Sunday afternoon was the unofficial sendoff for Sally Iberg, the pastor these past seven years at Pilgrim Congregational. You might know it primarily as the “donut church” from Farmers Market or as home to a wonderful preschool. 

But this church with a fairly small, diverse and mighty congregation, has long had greater ambition on social justice issues. That explains the genuine thanks offered Sunday by, among others, Michele Zurakowski, head of the Oak Park-River Forest Food Pantry and Lynda Schueler, leader at Housing Forward.

The reason I was there, and among the many speakers, was Iberg’s profound efforts to forge alliances with her faith colleagues in Austin. And it was the Sunday testimony of three of the West Side’s most noted black ministers — Rev. Ira Acree, Rev. Cy Fields, Rev. Marshall Hatch — that made plain that true and game-changing connections have been made.

All three of those powerful men spoke of the Father’s Day Sunday in 2015 when Rev. Hatch issued an invitation to a unity service in the troubling wake of the murders of the Bible study group meeting in the legendary Mother Emanuel Church in Charleston. Those dozen African American faithful had been gunned down by a young white supremacist. Across America, the calls for forgiveness from the families of the victims were stunningly welcomed.

Hatch issued the unity service call and it was heard in Oak Park by among others Iberg, Rabbi Max Weiss of Oak Park Temple and Rev. Alan Taylor of Unity Temple. Together with members of their congregations, that trio of white faith leaders joined with Hatch, Acree, Fields and other West Siders in the welcoming sanctuary of New Mt. Pilgrim Missionary Baptist Church on Washington Boulevard in Garfield Park.

I wrote about that afternoon and its profound impact on me in this space two years and seven months ago. And I’ve often thought of that afternoon in the dark and divided days we endure at this moment. But to hear these black men stand in the pulpit of Pilgrim Congregational on Sunday affirmed that something with deep meaning and possibility had taken place.

Rev. Hatch remembered “people, neighbors we had not met yet, flooding across Austin Boulevard. We saw the barriers broken down.” And he recalled Iberg, who brought intensity, anguish, and, remarkably, thanks to the black ministers for having the trust to welcome white ministers into their church.

Iberg “was a spiritual ball of fire, in the African American tradition,” Hatch said Sunday in perhaps the most sincere compliment that might be offered.
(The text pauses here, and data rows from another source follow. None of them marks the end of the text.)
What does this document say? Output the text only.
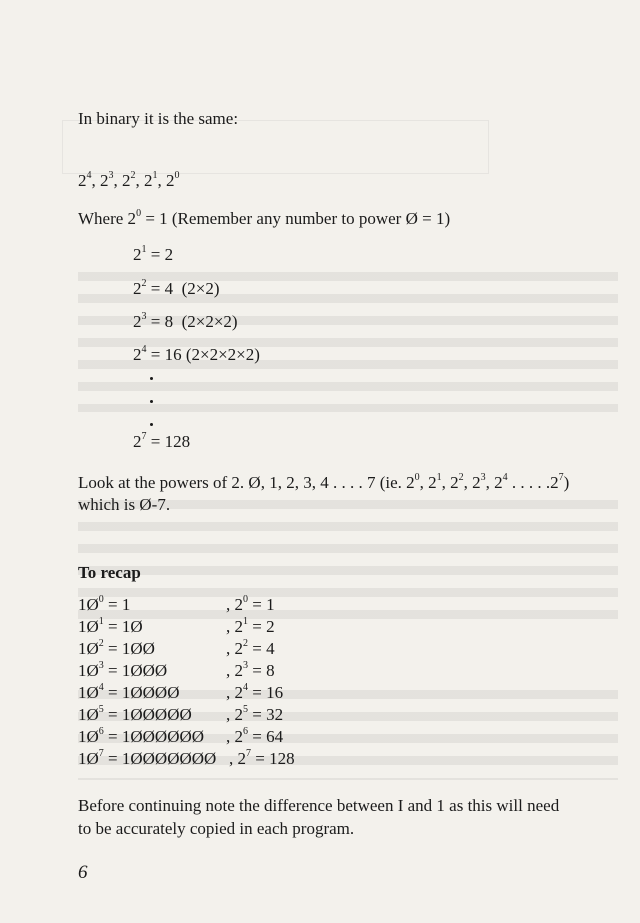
In binary it is the same:
$2^4$, $2^3$, $2^2$, $2^1$, $2^0$
Where $2^0 = 1$ (Remember any number to power Ø = 1)
$2^1 = 2$
$2^2 = 4$  (2×2)
$2^3 = 8$  (2×2×2)
$2^4 = 16$ (2×2×2×2)
$2^7 = 128$
Look at the powers of 2. Ø, 1, 2, 3, 4 . . . . 7 (ie. $2^0$, $2^1$, $2^2$, $2^3$, $2^4$ . . . . $.2^7$)
which is Ø-7.
To recap
$1Ø^0 = 1$	, $2^0 = 1$
$1Ø^1$ = 1Ø	, $2^1 = 2$
$1Ø^2$ = 1ØØ	, $2^2 = 4$
$1Ø^3$ = 1ØØØ	, $2^3 = 8$
$1Ø^4$ = 1ØØØØ	, $2^4 = 16$
$1Ø^5$ = 1ØØØØØ , $2^5 = 32$
$1Ø^6$ = 1ØØØØØØ , $2^6 = 64$
$1Ø^7$ = 1ØØØØØØØ , $2^7 = 128$
Before continuing note the difference between I and 1 as this will need
to be accurately copied in each program.
6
Rev. Fields was wonderfully candid Sunday, speaking of Iberg: “It was the first time, up close, that I saw a white woman full of spiritual passion. I knew in theory about such people but had never seen it. It gave me hope. I felt that we were not alone.”

That afternoon was magical, maybe miraculous if you are inclined to see such things. But it could have ended there. Both the West Side and the Oak Park ministers could have felt the rush but returned to the suspicions and the fears that had kept them apart all these decades. 

It hasn’t evolved that way.

Iberg had recently taken the helm of the driftless Community of Congregations in Oak Park and River Forest. She infused that group with her fire, led a movement to formally widen its reach into the West Side, and helped convene the group’s annual meeting in Rev. Acree’s church last January. For their part, Fields, Hatch and Acree welcomed the Oak Parkers into their West Side Leaders Network, a bold and inclusive welcome.

This village of Oak Park has been slowly coming out of its defensive crouch toward Austin the past few years. Thirty years squandered but still good. In this moment, we need to keep this plague of carjackings from reigniting the fears. Only forward.

The Community of Congregations will host its annual meeting on Monday, Jan. 29 at Oak Park Temple, 1235 N. Harlem. Dinner at 6:30. $15 suggested donation. Keynoter will by Mony Ruiz-Velasco, an Oak Parker and executive director of PASO. The topic: What happens when the religious community steps up on immigration.